Uma conduta em especial, que, pelo menos a princípio (se não configurada outra conduta mais grave), pode ser enquadrada como inobservância de norma, é o chamado “acesso imotivado”. Este ilícito se configura quando o servidor utiliza-se dos sistemas informatizados para fins que não são de interesse do serviço, ou seja, que não têm motivação legal. Para a caracterização dos ilícitos devem ser analisados os normativos disciplinadores da utilização dos sistemas informatizados públicos.

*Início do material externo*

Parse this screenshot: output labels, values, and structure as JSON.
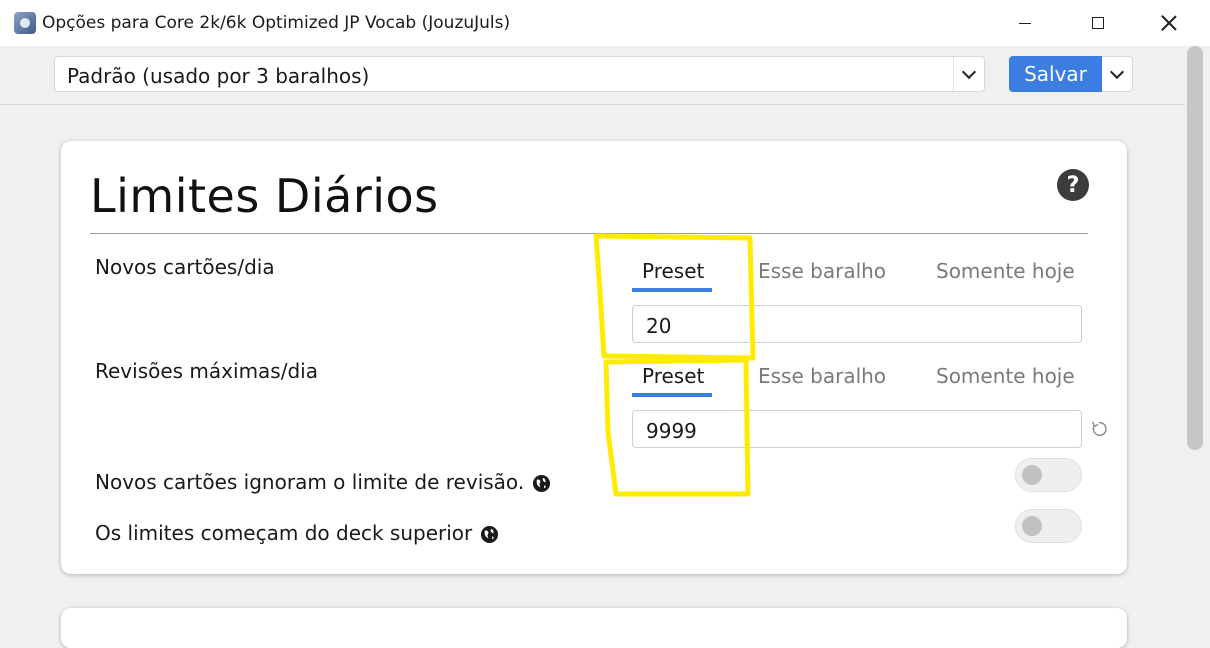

Esse ilícito administrativo, a princípio, é enquadrável no presente art. 116, III do Estatuto; já a revelação, para outro servidor do órgão, dos dados acessados, pode configurar inobservância de norma e quebra do dever de guardar sigilo sobre assunto interno (art. 116, VIII do Estatuto, linhas a seguir); já a revelação, para particulares, dos dados acessados, pode configurar a grave irregularidade de revelação de segredo obtido em razão do cargo (art. 132, IX, do Estatuto). Ainda neste rumo, a comprovada falta do devido cuidado na guarda, proteção e utilização de senha ou seu empréstimo a outro servidor, ainda que habilitado, para acesso a sistemas informatizados, pode configurar a infração de não observar o dever funcional de exercer com zelo as atribuições do cargo, já descrita linhas acima. No que se refere ao sigilo de informações sobre operações financeiras, o art. 10 do Decreto 4.489/2002 expressamente determinou a caracterização da infração aqui comentada quando servidor público utilizar ou viabilizar a utilização indevida dessas informações. No art. 11 do mesmo diploma legal, determina-se a responsabilização administrativa pela indevida atribuição, fornecimento ou empréstimo de senha, bem como pelo uso indevido de senha restrita.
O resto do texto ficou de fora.